Australian civil engineer

David Beauchamp (born 1936) is a New Zealand born, Australian civil engineer who has contributed extensively to engineering heritage and research.

==Education, qualifications and career==

Beauchamp was born in Auckland New Zealand in 1936, and spent his childhood in Picton before going to Canterbury University College where he completed his B.E. (Civil) in 1958. He was captain of the CUC athletic team in his final year winning the Lovelock Relay in Dunedin. He worked in the New Zealand Ministry of Works in Fiji and Wellington, then moved to Melbourne late in 1963, taking a position with Civil & Civic followed by John Connell & Associates until 1969. He also spent a year working for Mott, Hay and Anderson in their London, UK bridge design section during this period.

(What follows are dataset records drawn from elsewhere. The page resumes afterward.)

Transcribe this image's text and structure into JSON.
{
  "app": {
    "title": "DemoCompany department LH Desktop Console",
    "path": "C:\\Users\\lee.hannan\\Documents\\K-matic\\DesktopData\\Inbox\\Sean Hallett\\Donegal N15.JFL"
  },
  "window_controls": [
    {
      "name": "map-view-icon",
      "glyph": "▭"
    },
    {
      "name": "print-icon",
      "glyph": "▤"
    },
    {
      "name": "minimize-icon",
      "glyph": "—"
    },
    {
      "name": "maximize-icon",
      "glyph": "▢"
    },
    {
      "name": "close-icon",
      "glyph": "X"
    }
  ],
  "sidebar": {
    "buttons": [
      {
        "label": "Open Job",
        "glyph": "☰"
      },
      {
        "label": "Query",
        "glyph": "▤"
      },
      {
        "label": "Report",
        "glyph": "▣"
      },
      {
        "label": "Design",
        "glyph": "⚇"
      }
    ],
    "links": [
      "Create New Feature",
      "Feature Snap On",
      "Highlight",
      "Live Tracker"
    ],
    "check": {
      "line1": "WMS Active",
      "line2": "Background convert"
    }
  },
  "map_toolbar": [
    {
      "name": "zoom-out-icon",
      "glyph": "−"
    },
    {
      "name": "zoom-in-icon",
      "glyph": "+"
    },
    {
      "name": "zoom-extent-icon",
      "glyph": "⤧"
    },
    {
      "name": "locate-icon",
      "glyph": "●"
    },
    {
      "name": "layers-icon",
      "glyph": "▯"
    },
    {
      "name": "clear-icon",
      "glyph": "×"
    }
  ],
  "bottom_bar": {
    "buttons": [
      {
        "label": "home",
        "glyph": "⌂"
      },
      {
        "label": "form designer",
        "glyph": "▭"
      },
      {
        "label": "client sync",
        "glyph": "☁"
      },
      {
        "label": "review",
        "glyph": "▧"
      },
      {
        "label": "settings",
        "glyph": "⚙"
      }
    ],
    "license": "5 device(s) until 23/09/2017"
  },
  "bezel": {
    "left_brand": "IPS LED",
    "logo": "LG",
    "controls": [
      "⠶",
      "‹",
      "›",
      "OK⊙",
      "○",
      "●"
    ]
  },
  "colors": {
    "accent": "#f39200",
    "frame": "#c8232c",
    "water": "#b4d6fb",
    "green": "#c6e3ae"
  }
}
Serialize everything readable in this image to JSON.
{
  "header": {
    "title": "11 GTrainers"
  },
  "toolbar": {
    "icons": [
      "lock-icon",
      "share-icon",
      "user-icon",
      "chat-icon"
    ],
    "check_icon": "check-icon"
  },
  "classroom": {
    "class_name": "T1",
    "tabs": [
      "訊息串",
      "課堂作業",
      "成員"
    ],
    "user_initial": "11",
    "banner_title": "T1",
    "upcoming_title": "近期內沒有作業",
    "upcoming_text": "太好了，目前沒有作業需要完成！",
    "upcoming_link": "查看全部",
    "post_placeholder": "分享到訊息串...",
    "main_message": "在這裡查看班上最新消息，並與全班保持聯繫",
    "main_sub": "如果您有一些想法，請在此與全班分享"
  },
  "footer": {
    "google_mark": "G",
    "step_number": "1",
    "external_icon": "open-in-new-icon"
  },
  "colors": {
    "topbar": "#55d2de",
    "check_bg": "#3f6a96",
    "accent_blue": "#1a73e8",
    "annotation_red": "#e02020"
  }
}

He founded his own structural and civil consultancy practice in March 1969, David Beauchamp Pty. Ltd. based in Princes Hill, and latterly Beauchamp Hogg Spano Consultants Pty Ltd in Richmond. The firm specialised in Engineering Design & Consulting Services and Naval Architecture Services, and has worked with many of Melbourne's leading architects on the design of structures for a wide range of buildings.

In later years he specialised in forensic and heritage engineering. He has prepared reports on building Murtoa Grain Store, the Parliament House, Melbourne, the world heritage-listed Royal Exhibition Building Melbourne, and several historic bridges including the Barwon Heads Bridge Geelong, Princes Bridge, Melbourne and the 1867 Ellerslie Bridge.

In the 1970s, Beauchamp collaborated with George Tibbits and Miles Lewis on an analysis of the historic fabric of Carlton, for which they were awarded the Royal Australian Institute of Architects (Victorian Chapter) Robin Boyd Environmental Medal for their report Urban Renewal Carlton an Analysis. This report was an important contribution to the change in planning policy which stopped the Housing Commission of Victoria's Program for demolishing 80 hectares of the historic inner Melbourne suburb of Carlton.

Beauchamp was the first chairman of the Council for the Historic Environment, an inaugural member of the Victorian Heritage Council in 1995 and a member of the National Trust Historic Bridges Committee. He has also been a member of ICOMOS, the Australian Planning Institute, the Institution of Civil Engineers, the Institution of Engineers Australia, and chair of Engineering Heritage Victoria.

==Selected publications==
- Tibbits, GR and Beauchamp, D. John Harry Grainger: Engineer and Architect [online]. Australian Journal of Multi-disciplinary Engineering, Vol. 8, No. 1, 2010: 11–22. Availability: informit.com.au . [cited 28 Nov 13].